音楽を聴くと気分が変わります。素晴らしい音楽には感情を動かす力があり、歓喜の涙を流させたり、逆に悲しみの涙を誘ったりすることもあります。

音楽とスポーツ

プロのスポーツ選手は、この音楽が気分に与える効果を利用して、緊張を和らげ、モチベーションを高めています。試合前にロッカールームで、ヘッドフォンをつけている選手の映像を良く目にするのではないでしょうか。

音楽によるパフォーマンスの向上に関してはたくさんの研究があります。例えば、「ロッキー」のテーマを聴いて、1分経ってから60 m走を行うと、音楽なしの場合より、速く走れることが示されています(Hall & Erickson, 1995)。

いやあ、これはアガりますね!(おじさんならね)。確かに速く走れそうな気がします。走るだけでなく、水泳でも音楽を聴くとパフォーマンスが向上します(Smirmaul et al., 2014)。音楽による成績の向上はベンチプレスにも見られます(Ballman et al., 2021)。重量も回数も挙げる速度も上昇するようです。これらの成績の向上は、音楽により、適度に興奮の度合いを高めることで、より良いパフォーマンスが発揮できるために生じます。

パフォーマンスが上がらないこともある

ただし、音楽を聴いてから時間が空きすぎると効果がありません(Yamamoto et al., 2003)。また、音楽の種類にも当然ながら影響があります。例えば、気分が落ち着く音楽を聞くと、かえってパフォーマンスは下がるようです(Karageorghis et al., 1996)。音楽の選定はなかなか難しく、個人の好みがあります。誰でも必ずパフォーマンスが上がる音楽はなかなかないようです。気分が盛り上がるのが大切なので、ひとそれぞれになるかもしれませんが、それに適した音楽を選ぶのが良いと考えられます。

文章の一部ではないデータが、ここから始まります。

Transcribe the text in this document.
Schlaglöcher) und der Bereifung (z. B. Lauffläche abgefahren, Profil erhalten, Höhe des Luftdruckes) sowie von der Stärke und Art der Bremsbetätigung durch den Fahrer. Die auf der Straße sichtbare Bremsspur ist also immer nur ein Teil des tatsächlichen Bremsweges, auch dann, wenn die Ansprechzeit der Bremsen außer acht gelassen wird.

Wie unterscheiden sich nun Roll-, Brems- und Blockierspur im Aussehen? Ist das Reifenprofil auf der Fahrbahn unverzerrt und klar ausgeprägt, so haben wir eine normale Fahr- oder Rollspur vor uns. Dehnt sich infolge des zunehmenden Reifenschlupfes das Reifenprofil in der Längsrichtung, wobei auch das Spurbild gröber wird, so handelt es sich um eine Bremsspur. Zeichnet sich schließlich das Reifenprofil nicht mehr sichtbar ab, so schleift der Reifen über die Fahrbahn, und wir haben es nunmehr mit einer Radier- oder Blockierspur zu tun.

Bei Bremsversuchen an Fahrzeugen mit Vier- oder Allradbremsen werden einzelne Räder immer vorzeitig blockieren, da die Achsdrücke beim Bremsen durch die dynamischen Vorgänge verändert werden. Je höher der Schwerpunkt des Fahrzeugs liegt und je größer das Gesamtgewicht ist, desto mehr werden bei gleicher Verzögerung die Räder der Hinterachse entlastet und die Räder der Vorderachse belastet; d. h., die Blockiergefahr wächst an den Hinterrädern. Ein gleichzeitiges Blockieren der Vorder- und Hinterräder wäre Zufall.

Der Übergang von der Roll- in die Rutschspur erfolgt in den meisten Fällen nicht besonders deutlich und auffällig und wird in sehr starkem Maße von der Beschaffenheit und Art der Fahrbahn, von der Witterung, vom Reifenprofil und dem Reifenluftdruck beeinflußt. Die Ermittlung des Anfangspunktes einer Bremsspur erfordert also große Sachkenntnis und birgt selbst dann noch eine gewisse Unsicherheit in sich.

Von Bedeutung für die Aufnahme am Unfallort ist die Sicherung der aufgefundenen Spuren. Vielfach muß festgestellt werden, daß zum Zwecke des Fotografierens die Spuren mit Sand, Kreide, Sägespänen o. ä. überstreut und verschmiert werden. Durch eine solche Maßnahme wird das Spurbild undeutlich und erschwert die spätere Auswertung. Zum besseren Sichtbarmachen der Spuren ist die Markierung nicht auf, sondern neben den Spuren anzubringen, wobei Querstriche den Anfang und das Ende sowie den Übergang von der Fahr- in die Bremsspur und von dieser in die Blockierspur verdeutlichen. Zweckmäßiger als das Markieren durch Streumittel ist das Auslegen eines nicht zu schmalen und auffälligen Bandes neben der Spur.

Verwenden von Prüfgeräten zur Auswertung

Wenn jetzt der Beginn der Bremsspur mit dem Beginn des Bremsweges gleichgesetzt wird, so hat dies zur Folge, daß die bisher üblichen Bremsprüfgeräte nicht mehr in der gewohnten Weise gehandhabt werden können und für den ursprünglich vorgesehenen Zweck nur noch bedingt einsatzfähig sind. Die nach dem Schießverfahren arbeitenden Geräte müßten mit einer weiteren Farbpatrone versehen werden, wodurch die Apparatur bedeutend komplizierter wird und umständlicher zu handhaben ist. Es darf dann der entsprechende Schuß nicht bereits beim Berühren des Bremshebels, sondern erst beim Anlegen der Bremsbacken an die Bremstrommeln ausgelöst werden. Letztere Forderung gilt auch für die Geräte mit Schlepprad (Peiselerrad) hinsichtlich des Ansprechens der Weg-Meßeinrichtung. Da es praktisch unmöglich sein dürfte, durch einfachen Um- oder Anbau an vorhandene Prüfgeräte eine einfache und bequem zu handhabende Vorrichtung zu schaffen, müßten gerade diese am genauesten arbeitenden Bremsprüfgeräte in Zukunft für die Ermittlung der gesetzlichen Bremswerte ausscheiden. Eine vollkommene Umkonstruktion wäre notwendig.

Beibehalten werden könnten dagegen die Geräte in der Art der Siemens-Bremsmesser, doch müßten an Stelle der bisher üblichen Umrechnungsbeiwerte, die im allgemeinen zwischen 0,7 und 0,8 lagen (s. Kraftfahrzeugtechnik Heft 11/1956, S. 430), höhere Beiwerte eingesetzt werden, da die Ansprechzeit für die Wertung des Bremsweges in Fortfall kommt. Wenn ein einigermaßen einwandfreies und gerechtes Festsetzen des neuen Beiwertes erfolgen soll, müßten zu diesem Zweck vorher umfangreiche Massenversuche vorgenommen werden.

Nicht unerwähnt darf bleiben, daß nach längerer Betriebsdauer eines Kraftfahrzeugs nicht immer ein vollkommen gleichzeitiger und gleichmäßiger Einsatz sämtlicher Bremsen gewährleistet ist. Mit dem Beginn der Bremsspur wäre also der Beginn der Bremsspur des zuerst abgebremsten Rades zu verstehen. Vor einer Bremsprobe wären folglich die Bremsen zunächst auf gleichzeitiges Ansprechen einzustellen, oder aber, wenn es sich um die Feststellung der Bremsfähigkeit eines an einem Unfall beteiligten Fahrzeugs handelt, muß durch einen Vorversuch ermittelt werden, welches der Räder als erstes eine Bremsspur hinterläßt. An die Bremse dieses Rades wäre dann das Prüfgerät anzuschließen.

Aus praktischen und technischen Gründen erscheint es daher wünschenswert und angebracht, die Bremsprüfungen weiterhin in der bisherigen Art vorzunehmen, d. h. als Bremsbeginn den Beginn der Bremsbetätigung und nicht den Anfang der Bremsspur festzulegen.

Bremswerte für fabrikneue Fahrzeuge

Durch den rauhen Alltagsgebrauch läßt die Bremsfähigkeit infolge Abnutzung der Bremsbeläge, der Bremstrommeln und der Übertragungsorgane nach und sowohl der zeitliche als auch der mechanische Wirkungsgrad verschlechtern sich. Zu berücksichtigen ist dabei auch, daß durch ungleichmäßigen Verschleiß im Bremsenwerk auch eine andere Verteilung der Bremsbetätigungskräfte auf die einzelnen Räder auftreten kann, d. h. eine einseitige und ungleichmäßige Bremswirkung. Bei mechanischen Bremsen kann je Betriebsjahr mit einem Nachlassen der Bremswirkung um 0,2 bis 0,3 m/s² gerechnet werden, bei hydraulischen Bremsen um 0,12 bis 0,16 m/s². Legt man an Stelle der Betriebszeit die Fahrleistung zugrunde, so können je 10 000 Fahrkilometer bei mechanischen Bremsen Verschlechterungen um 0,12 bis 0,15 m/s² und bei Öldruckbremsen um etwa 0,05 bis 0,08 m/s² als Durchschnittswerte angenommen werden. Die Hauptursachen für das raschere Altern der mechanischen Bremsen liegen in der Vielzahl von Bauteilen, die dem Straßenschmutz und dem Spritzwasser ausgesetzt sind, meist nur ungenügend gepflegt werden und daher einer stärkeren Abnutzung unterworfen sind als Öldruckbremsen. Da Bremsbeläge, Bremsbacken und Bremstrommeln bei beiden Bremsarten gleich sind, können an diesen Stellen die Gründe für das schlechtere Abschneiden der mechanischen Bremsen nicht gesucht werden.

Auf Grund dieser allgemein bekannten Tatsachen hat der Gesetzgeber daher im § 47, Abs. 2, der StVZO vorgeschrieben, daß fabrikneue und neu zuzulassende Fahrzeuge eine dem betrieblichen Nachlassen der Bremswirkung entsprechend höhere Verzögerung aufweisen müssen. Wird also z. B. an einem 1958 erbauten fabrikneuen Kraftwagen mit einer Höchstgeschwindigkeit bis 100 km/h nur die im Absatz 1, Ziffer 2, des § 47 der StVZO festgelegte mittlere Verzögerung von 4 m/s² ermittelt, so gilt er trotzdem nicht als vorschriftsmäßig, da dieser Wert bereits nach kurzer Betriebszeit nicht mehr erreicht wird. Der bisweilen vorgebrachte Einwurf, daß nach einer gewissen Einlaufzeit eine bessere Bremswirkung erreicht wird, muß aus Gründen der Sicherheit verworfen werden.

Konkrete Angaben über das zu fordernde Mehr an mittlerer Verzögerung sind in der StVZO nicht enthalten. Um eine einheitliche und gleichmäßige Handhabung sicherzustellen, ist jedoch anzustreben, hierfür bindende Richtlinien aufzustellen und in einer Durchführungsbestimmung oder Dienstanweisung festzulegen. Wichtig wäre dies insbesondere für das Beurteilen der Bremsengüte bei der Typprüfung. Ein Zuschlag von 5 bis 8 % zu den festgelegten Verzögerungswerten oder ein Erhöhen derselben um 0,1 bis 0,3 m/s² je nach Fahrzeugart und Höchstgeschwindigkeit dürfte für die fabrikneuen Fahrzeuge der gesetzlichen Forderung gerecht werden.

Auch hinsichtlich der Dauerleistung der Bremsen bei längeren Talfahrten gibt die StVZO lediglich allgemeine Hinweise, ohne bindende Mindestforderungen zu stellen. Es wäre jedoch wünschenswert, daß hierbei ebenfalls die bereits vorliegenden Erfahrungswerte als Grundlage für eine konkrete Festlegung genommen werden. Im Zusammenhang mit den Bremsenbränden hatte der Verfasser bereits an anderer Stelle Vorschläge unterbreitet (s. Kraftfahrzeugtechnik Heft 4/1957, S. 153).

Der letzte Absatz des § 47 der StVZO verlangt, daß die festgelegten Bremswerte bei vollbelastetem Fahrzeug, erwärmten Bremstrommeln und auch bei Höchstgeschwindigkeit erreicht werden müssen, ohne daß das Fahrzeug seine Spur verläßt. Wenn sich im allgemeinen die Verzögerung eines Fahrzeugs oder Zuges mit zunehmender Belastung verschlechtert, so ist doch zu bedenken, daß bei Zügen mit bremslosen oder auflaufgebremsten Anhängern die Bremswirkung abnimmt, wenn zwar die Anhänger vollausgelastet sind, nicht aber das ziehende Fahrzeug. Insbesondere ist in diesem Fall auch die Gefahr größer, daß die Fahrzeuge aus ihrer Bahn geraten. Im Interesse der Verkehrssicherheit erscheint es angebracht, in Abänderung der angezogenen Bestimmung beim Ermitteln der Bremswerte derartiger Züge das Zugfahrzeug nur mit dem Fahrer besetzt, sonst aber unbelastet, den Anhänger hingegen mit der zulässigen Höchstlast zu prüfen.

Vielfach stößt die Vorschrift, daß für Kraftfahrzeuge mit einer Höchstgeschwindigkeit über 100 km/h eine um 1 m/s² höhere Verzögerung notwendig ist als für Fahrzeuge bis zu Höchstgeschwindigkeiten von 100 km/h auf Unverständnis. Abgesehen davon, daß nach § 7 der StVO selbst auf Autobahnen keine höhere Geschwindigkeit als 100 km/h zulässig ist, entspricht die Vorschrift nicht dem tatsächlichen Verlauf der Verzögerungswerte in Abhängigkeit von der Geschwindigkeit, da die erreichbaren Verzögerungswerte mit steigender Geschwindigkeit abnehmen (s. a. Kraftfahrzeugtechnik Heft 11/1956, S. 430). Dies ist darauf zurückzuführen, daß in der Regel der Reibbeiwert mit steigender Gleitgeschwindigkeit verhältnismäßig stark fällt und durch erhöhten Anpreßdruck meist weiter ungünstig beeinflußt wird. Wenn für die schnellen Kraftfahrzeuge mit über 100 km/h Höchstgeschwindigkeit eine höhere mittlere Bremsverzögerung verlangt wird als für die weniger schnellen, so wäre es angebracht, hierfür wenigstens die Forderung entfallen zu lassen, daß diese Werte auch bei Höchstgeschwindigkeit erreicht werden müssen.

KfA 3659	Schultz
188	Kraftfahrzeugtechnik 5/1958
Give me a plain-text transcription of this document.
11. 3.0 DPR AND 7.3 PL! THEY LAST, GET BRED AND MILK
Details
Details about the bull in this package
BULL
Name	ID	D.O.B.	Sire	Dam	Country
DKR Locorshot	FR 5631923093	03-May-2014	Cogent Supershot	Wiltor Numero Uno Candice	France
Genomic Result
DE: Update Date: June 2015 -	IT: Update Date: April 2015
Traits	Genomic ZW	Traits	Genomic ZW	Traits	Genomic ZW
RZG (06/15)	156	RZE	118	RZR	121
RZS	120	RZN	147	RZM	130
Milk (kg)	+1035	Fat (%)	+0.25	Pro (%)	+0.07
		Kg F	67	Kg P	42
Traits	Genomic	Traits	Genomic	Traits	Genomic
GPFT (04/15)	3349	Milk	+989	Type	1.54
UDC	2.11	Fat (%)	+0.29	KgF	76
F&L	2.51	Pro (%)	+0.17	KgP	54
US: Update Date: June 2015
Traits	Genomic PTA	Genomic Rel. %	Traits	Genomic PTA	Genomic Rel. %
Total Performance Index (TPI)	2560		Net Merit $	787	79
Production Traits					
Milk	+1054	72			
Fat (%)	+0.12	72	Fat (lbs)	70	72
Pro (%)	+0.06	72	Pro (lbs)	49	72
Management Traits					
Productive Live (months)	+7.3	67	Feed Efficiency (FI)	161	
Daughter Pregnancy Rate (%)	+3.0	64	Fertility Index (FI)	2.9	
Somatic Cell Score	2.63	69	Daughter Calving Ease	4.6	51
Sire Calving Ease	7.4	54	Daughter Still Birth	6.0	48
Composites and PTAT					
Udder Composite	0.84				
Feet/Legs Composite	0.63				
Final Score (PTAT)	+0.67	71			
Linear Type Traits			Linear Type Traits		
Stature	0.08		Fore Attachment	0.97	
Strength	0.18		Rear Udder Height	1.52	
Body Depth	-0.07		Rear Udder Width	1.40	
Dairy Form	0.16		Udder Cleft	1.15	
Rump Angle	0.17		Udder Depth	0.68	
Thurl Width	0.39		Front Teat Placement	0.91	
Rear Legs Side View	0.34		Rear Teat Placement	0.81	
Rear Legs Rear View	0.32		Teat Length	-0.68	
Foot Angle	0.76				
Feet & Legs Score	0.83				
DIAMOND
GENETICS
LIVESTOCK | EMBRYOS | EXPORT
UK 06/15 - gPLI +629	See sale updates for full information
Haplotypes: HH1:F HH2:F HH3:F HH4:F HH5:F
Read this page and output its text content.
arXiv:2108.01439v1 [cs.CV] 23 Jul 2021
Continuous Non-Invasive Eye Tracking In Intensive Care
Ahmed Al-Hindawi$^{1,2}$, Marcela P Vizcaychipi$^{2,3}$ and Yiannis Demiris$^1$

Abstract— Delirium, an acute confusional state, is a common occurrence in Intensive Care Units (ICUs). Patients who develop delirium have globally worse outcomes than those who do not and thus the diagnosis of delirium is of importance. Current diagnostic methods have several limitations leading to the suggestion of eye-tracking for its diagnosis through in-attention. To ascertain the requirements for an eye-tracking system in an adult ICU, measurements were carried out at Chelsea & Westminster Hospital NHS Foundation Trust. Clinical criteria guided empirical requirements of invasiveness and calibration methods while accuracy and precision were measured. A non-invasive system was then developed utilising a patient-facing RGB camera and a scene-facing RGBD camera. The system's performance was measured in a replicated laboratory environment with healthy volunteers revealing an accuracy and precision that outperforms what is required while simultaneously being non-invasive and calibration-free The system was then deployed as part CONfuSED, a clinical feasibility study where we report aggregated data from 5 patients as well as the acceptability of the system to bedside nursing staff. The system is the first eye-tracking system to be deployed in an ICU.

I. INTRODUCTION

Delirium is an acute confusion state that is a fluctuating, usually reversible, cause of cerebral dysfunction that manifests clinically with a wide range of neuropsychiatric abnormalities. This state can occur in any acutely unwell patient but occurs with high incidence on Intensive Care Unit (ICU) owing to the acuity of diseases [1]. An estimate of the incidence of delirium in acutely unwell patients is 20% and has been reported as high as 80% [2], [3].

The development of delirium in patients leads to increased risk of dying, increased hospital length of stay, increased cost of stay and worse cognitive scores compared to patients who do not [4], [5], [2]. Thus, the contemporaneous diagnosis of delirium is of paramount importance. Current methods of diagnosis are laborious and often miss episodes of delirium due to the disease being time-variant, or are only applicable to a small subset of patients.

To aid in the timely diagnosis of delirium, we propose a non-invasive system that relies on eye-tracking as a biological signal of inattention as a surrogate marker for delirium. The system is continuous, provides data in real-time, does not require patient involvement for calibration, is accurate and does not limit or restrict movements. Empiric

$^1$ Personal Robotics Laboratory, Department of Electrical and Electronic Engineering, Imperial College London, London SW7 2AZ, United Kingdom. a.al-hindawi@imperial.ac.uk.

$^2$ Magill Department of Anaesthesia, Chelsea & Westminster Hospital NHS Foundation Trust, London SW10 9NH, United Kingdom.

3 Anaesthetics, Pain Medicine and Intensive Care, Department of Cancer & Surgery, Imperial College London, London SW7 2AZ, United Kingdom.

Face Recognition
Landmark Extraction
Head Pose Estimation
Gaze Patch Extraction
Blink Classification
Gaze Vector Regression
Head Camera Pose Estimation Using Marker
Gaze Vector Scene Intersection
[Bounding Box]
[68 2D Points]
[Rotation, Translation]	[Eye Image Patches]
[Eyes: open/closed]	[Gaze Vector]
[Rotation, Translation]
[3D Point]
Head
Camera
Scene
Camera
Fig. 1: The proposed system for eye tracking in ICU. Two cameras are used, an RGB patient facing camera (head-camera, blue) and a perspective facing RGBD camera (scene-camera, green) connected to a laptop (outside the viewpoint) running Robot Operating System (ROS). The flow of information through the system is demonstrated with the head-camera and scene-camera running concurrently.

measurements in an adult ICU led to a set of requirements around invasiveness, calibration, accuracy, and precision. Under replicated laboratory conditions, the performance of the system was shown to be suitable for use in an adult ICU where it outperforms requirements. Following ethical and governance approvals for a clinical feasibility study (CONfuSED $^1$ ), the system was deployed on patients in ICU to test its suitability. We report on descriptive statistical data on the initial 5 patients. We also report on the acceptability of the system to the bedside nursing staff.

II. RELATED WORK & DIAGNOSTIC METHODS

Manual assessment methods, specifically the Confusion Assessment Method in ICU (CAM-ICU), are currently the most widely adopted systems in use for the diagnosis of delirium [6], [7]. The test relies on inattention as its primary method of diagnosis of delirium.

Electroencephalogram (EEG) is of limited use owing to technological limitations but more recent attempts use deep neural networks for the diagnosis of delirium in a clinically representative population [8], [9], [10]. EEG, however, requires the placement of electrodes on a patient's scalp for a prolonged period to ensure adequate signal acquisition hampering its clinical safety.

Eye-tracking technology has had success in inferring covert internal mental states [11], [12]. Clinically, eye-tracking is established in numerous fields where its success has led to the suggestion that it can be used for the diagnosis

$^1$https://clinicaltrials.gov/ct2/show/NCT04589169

事前ではなく、パフォーマンス中に音楽を聴くとどうなるかも興味があるところですね。それについてはまた別の機会に。

引用文献

・Ballmann, C. G., Favre, M. L., Phillips, M. T., Rogers, R. R., Pederson, J. A., & Williams, T. D. (2021). Effect of Pre-Exercise Music on Bench Press Power, Velocity, and Repetition Volume. Perceptual and Motor Skills, 00315125211002406.
・Hall, K.G., & Erickson, B. (1995). The effects of preparatory arousal on sixty-meter dash performance. The Applied Research in Coaching and Athletics Annual, 10, 70–79.
・Karageorghis, C.I., Drew, K.M., & Terry, P.C. (1996). Effects of pretest stimulative and sedative music on grip strength. Perceptual and Motor Skills, 83, 1347–1352.
・Smirmaul, B. P., Dos Santos, R. V., & Da Silva Neto, L. V. (2014). Pre-task music improves swimming performance. The Journal of sports medicine and physical fitness, 55(12), 1445–1451.
・Yamamoto, T., Ohkuwa, T., Itoh, H., Kitoh, M., Terasawa, J., Tsuda, T., . . . Sato, Y. (2003). Effects of pre-exercise listening to slow and fast rhythm music on supramaximal cycle performance and selected metabolic variables. Archives of Physiology and Biochemistry, 111, 211¬–214.